Apt-get has been the model for package handling systems on many different operating systems, and is also run with graphical front-ends such as Synaptic or Adept or update-manager on Ubuntu and other Debian based Linux systems. But no other system gives the same magical trouble-free ride that is conjured by apt, which every Debian user agrees, tidies your space, does what you want, and is the best little packaging system in the world.

The Spiral Tribe

The exotic name that Murdock gave the Debian community does not derive from some arcane philosophy with an ancient heritage, nor is it an ironic play on the word plebian, but is merely a prosaic concatenation of the first names of Murdock and his girlfriend (and later wife) Debra, so Debian is pronounced "e" as in best and not as in sleek, a strangely personal name for such a community oriented project.

Murdock remained as the guiding light of Debian until 1996, when Bruce Perens took over the elected role of project leader. Much of the constitutional basis of the Debian community was established during Perens' period as project leader, including the unique 'Debian Social Contract', which defines the nature of the community, and the 'Debian Free Software Guidelines' which define the principles of Debian software development. He also initiated the creation of the not-for-profit umbrella organization 'Software in the Public Interest', which provides funding for Debian and other free software projects.

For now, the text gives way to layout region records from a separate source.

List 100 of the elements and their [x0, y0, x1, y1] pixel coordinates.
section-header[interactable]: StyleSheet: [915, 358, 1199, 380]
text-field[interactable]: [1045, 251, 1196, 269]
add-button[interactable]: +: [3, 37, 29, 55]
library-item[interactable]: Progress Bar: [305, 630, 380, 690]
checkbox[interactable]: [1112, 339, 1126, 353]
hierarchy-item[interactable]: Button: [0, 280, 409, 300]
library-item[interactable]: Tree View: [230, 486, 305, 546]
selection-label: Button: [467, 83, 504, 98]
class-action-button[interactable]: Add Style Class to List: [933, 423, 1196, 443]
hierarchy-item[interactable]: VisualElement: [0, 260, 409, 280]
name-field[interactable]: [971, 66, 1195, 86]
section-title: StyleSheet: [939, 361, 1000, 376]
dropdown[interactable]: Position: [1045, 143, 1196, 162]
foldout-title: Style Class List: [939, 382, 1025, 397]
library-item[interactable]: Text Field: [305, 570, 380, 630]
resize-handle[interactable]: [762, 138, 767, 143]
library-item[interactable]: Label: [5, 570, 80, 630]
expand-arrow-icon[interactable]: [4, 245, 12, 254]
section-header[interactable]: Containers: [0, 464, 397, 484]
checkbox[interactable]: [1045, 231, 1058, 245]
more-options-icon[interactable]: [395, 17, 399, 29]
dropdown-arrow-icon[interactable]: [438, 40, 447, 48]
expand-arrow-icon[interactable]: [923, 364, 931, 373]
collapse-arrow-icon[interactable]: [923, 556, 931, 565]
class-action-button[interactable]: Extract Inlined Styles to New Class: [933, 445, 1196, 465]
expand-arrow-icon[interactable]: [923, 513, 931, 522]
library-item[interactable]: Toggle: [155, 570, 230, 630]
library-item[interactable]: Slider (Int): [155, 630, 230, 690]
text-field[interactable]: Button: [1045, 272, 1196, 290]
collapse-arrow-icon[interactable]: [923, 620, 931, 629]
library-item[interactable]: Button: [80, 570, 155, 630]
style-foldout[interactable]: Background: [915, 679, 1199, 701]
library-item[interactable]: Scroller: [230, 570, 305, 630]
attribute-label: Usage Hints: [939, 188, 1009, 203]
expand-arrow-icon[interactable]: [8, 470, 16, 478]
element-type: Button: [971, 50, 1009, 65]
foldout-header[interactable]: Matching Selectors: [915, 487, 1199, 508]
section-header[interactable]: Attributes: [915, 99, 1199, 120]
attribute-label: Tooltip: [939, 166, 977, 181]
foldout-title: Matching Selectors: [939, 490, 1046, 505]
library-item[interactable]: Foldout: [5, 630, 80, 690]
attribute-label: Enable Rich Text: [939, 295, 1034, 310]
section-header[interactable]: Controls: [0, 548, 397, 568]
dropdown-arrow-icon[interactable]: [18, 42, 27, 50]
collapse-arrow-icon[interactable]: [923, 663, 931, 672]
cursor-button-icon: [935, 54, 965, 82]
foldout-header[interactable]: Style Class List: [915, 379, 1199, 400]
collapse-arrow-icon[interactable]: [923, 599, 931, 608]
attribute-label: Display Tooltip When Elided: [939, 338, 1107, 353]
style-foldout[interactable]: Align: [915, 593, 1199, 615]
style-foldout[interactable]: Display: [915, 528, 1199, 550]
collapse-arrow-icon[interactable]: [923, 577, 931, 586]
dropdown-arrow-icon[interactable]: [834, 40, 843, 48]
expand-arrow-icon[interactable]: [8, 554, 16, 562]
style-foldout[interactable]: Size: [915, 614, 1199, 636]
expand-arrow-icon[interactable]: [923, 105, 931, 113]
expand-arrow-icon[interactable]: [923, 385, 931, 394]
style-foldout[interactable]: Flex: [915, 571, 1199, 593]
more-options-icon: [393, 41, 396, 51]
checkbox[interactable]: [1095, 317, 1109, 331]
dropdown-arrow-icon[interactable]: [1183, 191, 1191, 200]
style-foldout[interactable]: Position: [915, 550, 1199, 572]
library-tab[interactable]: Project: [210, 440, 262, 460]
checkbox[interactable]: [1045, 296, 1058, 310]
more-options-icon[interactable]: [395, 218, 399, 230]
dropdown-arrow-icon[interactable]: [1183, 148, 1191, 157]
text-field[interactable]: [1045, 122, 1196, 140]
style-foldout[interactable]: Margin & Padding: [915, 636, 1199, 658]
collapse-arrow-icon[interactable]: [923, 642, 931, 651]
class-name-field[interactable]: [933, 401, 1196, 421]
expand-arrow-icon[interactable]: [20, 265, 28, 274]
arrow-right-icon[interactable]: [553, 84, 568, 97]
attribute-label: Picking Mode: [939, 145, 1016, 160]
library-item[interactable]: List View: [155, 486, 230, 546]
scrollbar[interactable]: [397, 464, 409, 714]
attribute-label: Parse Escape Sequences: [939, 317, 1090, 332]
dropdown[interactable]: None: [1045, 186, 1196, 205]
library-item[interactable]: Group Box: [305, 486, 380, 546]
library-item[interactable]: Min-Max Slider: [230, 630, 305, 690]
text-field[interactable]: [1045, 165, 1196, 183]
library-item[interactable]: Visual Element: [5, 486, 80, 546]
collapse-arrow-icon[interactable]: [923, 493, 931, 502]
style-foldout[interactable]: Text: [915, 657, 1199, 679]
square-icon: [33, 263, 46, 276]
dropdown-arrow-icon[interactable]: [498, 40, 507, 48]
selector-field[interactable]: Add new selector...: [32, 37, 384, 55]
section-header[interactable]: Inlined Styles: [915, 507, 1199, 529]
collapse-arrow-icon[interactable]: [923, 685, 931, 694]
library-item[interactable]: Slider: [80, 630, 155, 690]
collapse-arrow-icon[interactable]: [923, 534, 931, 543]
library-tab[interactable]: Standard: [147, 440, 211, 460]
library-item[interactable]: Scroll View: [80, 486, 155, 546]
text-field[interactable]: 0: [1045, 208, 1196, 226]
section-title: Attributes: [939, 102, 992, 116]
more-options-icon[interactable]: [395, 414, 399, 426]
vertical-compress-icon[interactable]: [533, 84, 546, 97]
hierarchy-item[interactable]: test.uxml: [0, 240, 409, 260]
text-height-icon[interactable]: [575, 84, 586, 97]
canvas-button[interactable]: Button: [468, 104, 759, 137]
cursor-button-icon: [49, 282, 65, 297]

Perens and his successors presided over the adoption of the democratic imperative which still drives the Debian community, and frustrates Murdock, who is now in the unexpected and contrary position of heading up operating system platform strategy at Sun Microsystems. Debian is inherently democratic and passionate, and everybody has a voice. In spite of, or because of, the resulting hubbub and chaos, Debian produces arguably the most admired and stable of Linux distributions, funded by voluntary donations, sales of t-shirts, CDs and books, and the good will of anybody who wishes to contribute to the project.

"I believe that open source projects are no different from businesses or any other kind of organization in that to get any meaningful work done, there has to be strong leadership," Murdock argues. "...I think in some ways the people who were really pushing for pure democracy at Debian wanted to see this as a sort of social experiment. What happens when every decision is put up to a vote. You know, pure democracy. It looks a lot better on paper than it ends up in practice," he says, and this puts him radically out of tune with the community he helped to create, which is fundamentally democratic, and stands for the twin goals of technical excellence and the furtherance of free software. Quite possibly, Debian has outgrown its roots.

Much of Murdock's frustration appears to stem from the failure of Debian to climb on board the Linux train and head the rush into the enterprise. This may be a wrong way of looking at things. Debian is everywhere, and is usually called Ubuntu or PCLinuxOS, but it is still Debian. Debian has made it into the enterprise under the guise of Ubuntu, and in remaining true to its principles, has retained its technical excellence, and has kept Linux and open source close to its roots and honest. The commercial success of Linux may owe more to the Debian community than advocates of Linux in the enterprise are ever likely to acknowledge.